Features of Proto-Ryka lost in one branch
Some other key features were present in Proto-Ryka and have left traces in all descendants, but have been lost almost completely in at least one branch.
Vocalic nasal: Proto-Ryka’s nasal is one of the trickier features to get into Quriil. So far, the ancient language is supposed to have no nasal onsets, like Ryka, instead featuring the nasal as a vowel. Quriil, however, does have nasal onsets, but no nasal nuclei, not even nasalized vowels. I could say that the vocalic nasal merged with neighboring consonants to create onset and coda nasals, although that feels a bit cheap. It could also be the source of Quriil’s super-short vowels. Whatever I decide on, this feature got lost completely in the Quriil branch of the family.
Base-8 numerals: Proto-Ryka had an octal numeral system that is still retained in Balconian Ric and, for smaller numbers, in Ryka. I’m not sure yet if I want this in Quriil. The “Tenyávi’s children” would definitely have borrowed a base-10 system from Nyirvón, given their academic society, but it’s harder to explain a change in the numeral system of the original Quriil population. Perhaps this feature was only lost in Tenyávi Quriil – I’m still undecided.

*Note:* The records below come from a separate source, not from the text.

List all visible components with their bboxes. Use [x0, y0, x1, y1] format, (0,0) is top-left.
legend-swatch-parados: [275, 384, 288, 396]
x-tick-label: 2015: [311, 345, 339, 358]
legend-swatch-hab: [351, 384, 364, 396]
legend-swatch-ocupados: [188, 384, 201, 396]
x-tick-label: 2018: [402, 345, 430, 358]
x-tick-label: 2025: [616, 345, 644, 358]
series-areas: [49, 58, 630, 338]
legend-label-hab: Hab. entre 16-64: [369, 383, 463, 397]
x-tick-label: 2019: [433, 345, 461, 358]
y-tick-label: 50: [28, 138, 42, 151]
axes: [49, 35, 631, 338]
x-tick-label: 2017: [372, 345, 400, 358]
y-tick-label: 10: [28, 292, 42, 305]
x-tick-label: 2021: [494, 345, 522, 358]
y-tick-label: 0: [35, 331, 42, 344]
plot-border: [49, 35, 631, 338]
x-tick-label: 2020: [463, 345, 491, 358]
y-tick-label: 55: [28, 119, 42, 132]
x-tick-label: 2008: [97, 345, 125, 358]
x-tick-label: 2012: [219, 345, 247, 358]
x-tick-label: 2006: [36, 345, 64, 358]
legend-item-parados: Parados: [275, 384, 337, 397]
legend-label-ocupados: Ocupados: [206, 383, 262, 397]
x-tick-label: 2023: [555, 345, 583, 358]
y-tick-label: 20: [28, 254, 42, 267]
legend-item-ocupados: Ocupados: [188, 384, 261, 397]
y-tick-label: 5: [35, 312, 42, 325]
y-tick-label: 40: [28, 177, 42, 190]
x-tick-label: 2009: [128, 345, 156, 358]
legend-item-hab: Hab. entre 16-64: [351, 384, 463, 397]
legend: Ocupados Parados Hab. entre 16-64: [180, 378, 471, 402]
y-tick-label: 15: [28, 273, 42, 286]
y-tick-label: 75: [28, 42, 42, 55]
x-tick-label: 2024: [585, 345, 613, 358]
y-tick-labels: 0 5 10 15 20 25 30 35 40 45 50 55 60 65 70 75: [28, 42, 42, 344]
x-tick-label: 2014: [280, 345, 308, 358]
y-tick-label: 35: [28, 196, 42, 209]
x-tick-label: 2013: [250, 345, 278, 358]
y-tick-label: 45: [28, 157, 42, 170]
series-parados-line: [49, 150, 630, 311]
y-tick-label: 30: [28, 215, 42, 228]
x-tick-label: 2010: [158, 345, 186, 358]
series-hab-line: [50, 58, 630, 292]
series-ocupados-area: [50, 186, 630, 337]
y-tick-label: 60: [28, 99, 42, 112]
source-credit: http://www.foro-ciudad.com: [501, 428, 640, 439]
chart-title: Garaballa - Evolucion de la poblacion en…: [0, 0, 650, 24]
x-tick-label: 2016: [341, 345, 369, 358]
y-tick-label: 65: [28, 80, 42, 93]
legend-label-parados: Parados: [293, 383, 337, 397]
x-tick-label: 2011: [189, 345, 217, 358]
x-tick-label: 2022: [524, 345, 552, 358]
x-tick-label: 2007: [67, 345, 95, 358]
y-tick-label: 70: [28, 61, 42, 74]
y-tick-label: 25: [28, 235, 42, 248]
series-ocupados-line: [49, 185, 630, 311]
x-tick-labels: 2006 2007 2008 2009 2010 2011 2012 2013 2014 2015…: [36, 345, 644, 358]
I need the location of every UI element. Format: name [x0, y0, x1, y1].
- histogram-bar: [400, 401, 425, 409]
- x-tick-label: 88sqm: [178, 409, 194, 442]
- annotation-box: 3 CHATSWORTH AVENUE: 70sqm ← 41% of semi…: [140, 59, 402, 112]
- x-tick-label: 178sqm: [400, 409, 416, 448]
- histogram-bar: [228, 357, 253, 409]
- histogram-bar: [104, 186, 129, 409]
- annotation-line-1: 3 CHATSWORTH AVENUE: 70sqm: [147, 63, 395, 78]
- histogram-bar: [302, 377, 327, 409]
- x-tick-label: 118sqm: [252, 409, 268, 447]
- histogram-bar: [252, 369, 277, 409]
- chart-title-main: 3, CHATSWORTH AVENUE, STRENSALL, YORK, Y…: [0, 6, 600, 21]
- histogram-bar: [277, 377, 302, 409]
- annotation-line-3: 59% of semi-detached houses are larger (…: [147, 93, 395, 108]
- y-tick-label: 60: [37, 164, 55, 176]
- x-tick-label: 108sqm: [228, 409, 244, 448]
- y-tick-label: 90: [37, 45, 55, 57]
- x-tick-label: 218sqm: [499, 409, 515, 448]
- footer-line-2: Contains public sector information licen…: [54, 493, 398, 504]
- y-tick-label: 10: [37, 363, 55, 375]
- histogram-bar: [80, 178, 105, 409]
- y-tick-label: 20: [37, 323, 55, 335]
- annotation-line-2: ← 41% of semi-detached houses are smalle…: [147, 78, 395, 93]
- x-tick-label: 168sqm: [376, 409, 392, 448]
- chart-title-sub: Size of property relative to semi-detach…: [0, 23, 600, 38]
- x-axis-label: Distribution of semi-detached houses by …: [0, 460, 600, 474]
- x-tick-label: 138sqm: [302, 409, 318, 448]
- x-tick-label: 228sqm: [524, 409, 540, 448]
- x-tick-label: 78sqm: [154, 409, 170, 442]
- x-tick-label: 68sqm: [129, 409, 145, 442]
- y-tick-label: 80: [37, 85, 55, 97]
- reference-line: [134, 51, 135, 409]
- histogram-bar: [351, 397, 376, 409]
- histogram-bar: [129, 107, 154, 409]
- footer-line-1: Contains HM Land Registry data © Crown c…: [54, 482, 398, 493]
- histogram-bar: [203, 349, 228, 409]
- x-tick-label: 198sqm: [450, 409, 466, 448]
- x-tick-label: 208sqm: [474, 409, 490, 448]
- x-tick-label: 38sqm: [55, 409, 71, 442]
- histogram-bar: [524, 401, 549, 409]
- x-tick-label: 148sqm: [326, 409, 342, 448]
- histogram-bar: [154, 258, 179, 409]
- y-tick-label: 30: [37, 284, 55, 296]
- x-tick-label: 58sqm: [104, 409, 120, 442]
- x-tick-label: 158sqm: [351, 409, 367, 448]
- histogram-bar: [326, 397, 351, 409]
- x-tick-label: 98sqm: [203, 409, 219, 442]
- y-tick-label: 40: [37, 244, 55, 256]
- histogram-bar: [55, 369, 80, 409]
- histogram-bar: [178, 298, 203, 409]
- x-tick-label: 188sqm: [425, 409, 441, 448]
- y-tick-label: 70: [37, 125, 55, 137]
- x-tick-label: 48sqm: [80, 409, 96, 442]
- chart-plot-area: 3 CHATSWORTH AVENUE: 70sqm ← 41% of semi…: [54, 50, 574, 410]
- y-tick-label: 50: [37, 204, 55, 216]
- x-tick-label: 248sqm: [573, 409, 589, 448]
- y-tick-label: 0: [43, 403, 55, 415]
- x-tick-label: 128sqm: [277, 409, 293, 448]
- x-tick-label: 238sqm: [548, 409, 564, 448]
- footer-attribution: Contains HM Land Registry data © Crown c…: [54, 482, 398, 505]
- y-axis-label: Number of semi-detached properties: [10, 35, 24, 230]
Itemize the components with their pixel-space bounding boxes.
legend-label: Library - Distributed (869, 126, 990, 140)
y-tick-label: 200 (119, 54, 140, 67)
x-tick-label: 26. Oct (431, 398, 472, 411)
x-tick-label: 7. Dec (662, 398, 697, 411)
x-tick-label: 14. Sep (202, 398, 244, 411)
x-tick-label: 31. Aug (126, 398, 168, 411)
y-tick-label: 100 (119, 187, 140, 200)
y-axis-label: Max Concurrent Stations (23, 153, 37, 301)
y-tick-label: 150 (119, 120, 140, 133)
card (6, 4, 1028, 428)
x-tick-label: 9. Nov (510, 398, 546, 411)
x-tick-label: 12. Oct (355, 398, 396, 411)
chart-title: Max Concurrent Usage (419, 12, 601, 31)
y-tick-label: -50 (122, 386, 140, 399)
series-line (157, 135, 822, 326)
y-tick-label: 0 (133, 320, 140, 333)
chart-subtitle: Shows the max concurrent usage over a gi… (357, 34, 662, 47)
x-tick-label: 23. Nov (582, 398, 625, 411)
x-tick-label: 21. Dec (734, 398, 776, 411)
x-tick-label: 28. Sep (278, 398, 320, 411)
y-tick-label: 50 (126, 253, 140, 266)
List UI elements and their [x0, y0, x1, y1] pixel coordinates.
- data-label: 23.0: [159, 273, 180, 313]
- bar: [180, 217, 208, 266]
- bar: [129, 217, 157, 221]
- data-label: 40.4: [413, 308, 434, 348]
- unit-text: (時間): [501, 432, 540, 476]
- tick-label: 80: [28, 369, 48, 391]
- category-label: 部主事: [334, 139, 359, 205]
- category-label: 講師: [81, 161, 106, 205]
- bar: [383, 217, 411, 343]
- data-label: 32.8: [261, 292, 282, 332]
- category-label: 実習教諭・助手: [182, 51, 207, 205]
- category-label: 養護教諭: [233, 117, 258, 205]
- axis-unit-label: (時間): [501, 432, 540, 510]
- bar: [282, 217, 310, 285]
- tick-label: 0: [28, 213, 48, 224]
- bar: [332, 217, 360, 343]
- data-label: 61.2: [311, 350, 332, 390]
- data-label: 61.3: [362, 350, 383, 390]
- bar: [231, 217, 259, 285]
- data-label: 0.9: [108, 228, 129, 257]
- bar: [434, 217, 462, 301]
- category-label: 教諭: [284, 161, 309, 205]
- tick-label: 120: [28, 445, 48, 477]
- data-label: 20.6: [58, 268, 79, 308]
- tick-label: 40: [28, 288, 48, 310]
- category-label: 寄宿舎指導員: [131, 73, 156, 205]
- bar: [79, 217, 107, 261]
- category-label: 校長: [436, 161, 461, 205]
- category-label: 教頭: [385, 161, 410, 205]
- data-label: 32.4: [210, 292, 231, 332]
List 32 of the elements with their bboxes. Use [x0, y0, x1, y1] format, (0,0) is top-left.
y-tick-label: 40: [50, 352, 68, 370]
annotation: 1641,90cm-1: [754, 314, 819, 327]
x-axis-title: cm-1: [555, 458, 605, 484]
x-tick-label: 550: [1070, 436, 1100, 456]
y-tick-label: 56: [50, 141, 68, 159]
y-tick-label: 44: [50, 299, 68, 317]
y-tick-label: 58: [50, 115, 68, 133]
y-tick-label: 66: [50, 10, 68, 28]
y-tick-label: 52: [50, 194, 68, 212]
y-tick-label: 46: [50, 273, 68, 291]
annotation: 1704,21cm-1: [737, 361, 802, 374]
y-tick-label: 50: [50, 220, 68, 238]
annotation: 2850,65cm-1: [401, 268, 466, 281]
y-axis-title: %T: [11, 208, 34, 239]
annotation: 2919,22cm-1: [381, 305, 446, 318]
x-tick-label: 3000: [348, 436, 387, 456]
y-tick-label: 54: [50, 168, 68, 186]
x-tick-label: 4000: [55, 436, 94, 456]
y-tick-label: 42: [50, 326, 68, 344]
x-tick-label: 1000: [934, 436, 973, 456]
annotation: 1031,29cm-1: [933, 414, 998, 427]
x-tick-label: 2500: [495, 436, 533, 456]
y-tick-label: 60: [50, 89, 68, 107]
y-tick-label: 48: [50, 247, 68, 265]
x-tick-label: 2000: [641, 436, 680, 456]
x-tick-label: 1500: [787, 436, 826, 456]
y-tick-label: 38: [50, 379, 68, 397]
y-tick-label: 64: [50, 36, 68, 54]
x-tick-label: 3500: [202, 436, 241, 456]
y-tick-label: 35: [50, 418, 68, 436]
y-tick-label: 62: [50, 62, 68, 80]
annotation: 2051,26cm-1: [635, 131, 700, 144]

Features of the Asiulen Ryka subfamily
These are some features that evolved in the variant spoken by the Asiuluiam after Quriil split off and should be shared across its descendants (Capital Ryka, Balconian Ric, and others).
Consonant system: Ryka’s very specific consonant system with the basic consonants and their three modes, as well as the consonant mode assimilation should be present in the Asiulen variants in some way. The base consonants may differ and the degree to which mode assimilation is enforced may vary, but the consonant mode system should be present.
Affect: A very peculiar feature of the Asiulen branch is affect, the grammatical expression of the speaker’s stance and feelings towards the proposition, and it is tied so closely to the Asiuluiam’s identity and culture that it has also been borrowed into Asiul and resurfaces in basically any language that they learn to speak. This is supposed to be an innovation after the Quriil split.
Features of the Quriil subfamily
As the Quriil language is still only a draft, this section will be short. The Quriil branch will have at least two language varieties: The one spoken by the original population and the “Tenyávi Quriil” spoken in the Cloud Palace.
Vowel system: Its phonology is basically the only defining feature of the language so far. The vowel system is loosely inspired by Aleut: It also has phonemic vowels in just three different positions (a, i, u), but they come in three different lengths (super-short, short, long) instead of two. Similar to Aleut, the vowel quality changes substantially depending on the neighboring consonants. An additional factor is stress, which will diphthongize short vowels under certain circumstances. It will be challenging to let this strange system evolve from a common ancestor with Ryka, whose vowel system is rather simplistic. But since Quriil has split off rather early and evolved in a small, isolated population, we can apply some pretty wild sound changes here without losing realism.